When the terms of the commission inquiry were published in July 1861, it was clear that Grant Duff had been out-thought by the wily Lewis. Instead of all 800 endowed schools, only nine were to be asked to give evidence to the Clarendon Commission. They were Eton, Winchester, Westminster, Charterhouse, St Paul’s, Merchant Taylors’, Harrow, Rugby and Shrewsbury. They had a combined pupil population of 2,708 and each was considered the crème de la crème of aristocratic schooling, being the institutions from which the majority of parliament was drawn.

The fact there was no serious attempt by the schools to avoid the benign terms of this inquiry speaks volumes. When Clarendon finally published its conclusions they came as no surprise or concern to the public schools. There was some genuine progressive reform, which the schools themselves recognised as necessary. An improved management structure, better accommodation and the quality of the curriculum and the teaching was to be subject to oversight. It was also agreed that more must be done to embrace the teaching of science to bring the schools in line with Europe.

By accepting the modest reforms of Clarendon, these nine leading public schools had escaped the radical shake-up of 782 grammars established in the sixteenth and seventeenth centuries to help educate the community. Under the later Taunton Commission it was decided that these schools were too unevenly spread across the country, leaving neglected pockets of illiteracy and innumeracy. To remedy this, the Endowed Schools Commission was created to remodel the schools using fee-paying pupils to supplement the endowments. Overnight, Britain’s grammar schools were turned into quasi-public schools open to those who could afford a fee-paying education.

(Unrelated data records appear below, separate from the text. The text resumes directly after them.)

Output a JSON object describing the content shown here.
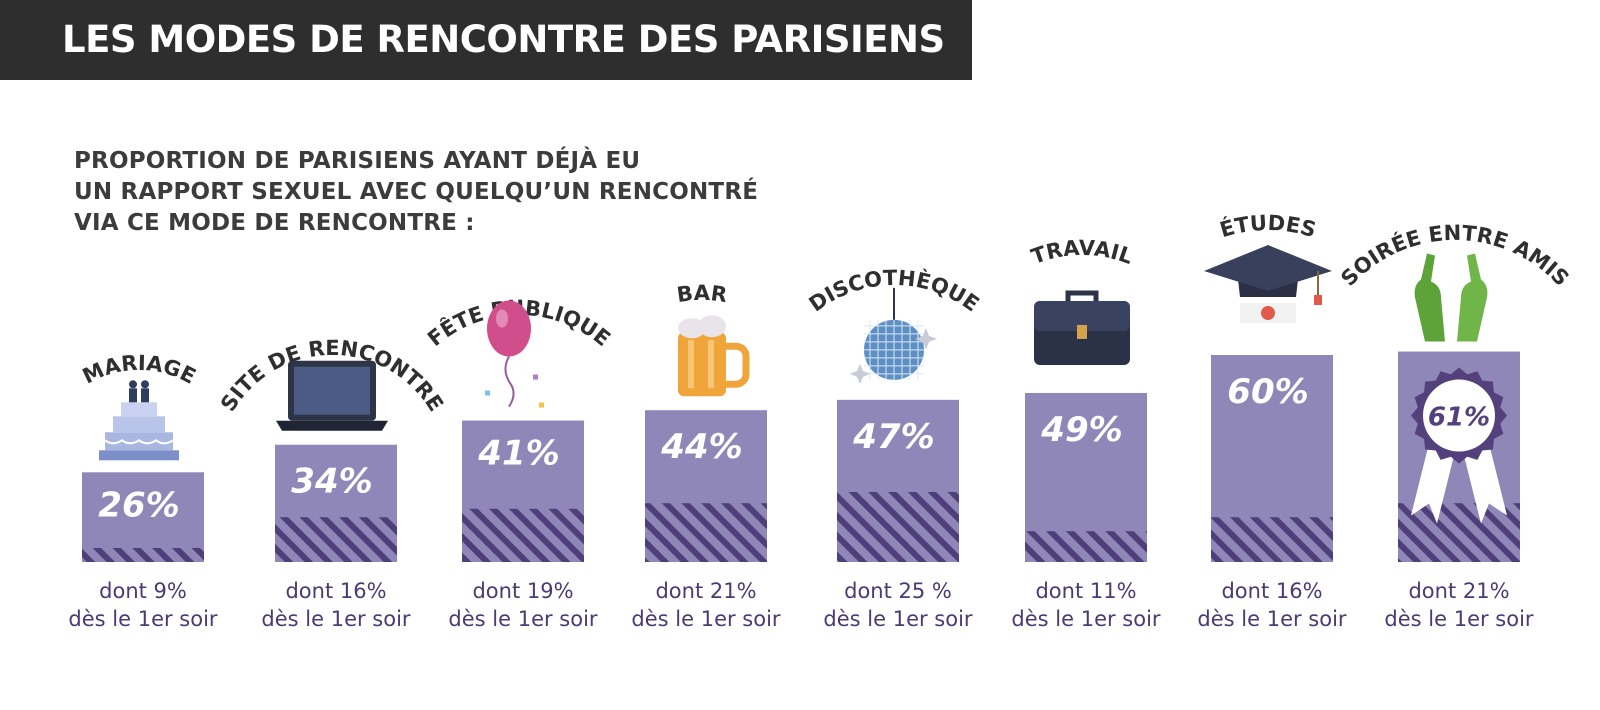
{
  "header": {
    "title": "LES MODES DE RENCONTRE DES PARISIENS"
  },
  "subtitle": {
    "lines": [
      "PROPORTION DE PARISIENS AYANT DÉJÀ EU",
      "UN RAPPORT SEXUEL AVEC QUELQU’UN RENCONTRÉ",
      "VIA CE MODE DE RENCONTRE :"
    ]
  },
  "colors": {
    "bar": "#8f87b8",
    "hatch": "#4e3f7a",
    "header_bg": "#2e2e2e",
    "note_text": "#4b3a73"
  },
  "chart_data": {
    "type": "bar",
    "categories": [
      "MARIAGE",
      "SITE DE RENCONTRE",
      "FÊTE PUBLIQUE",
      "BAR",
      "DISCOTHÈQUE",
      "TRAVAIL",
      "ÉTUDES",
      "SOIRÉE ENTRE AMIS"
    ],
    "series": [
      {
        "values": [
          26,
          34,
          41,
          44,
          47,
          49,
          60,
          61
        ],
        "value_labels": [
          "26%",
          "34%",
          "41%",
          "44%",
          "47%",
          "49%",
          "60%",
          "61%"
        ]
      },
      {
        "values": [
          9,
          16,
          19,
          21,
          25,
          11,
          16,
          21
        ]
      }
    ],
    "notes": [
      [
        "dont 9%",
        "dès le 1er soir"
      ],
      [
        "dont 16%",
        "dès le 1er soir"
      ],
      [
        "dont 19%",
        "dès le 1er soir"
      ],
      [
        "dont 21%",
        "dès le 1er soir"
      ],
      [
        "dont 25 %",
        "dès le 1er soir"
      ],
      [
        "dont 11%",
        "dès le 1er soir"
      ],
      [
        "dont 16%",
        "dès le 1er soir"
      ],
      [
        "dont 21%",
        "dès le 1er soir"
      ]
    ],
    "icons": [
      "wedding-cake-icon",
      "laptop-icon",
      "balloon-icon",
      "beer-mug-icon",
      "disco-ball-icon",
      "briefcase-icon",
      "graduation-cap-icon",
      "beer-bottles-icon"
    ],
    "ylim": [
      0,
      100
    ],
    "grid": false,
    "legend": "none"
  }
}
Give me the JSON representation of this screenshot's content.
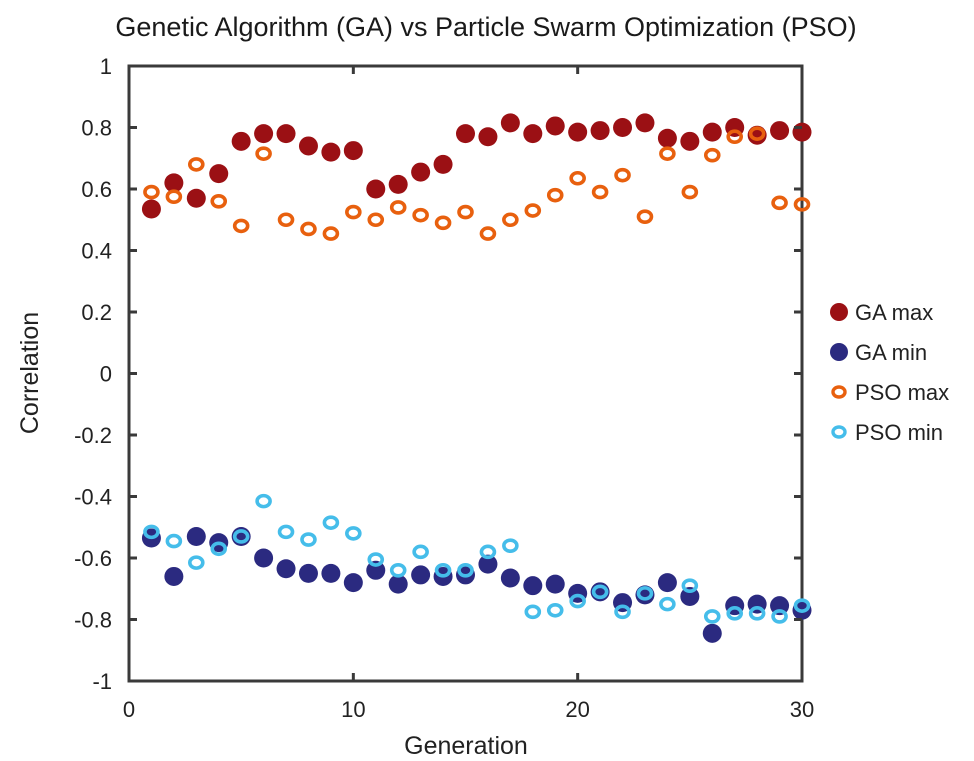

Far from Duff’s original intentions, the overriding effect of the Clarendon and Taunton commissions, and the acts of parliament which followed, was to preserve and strengthen the status quo of a class-based education system in England for the next 150 years. The public did not get a root-and-branch reform of public schools, nor a redistribution of their vast resources, accumulated over the centuries from state endowments and philanthropic bequests.

For the free scholars, who came from the communities the schools were supposed to serve, this was a disastrous result. By the late nineteenth century most had already been sidelined by the wealth brought in by the fee-paying pupils, but after Clarendon the very statutes upon which they could make a claim for a free education were recast to give a much gentler interpretation of what constituted charitable service.7

The only saving grace was that foundation boys at some schools, including Eton and Harrow, were now recognised in law: ‘Speaking generally, the foundation boys are, in the eyes of the law, the school. The legal position of the Head Master of Eton is that of a teacher or “informator” of seventy poor and indigent boys, received and boarded within Eton College; the Head Master of Harrow is legally the master of a daily grammar school, established in a country village for the benefit primarily of its immediate neighbourhood.’8 But the poor’s right to a public school education was immediately undermined by Clarendon’s countervailing conclusion that the free scholar owed his education to the paying pupil, the former’s place in the school subsidised by the latter.

And so public school fee-paying education became a right enshrined in law.9

The Public Schools Act 1868 gave public schools independence from direct jurisdiction or responsibility of the Crown, the established church or the government. The following year, the headmaster of Uppingham School invited seventy of his fellow headmasters to form what became the Headmasters’ Conference – later the Headmasters’ and Headmistresses’ Conference (HMC). The independent school movement was born.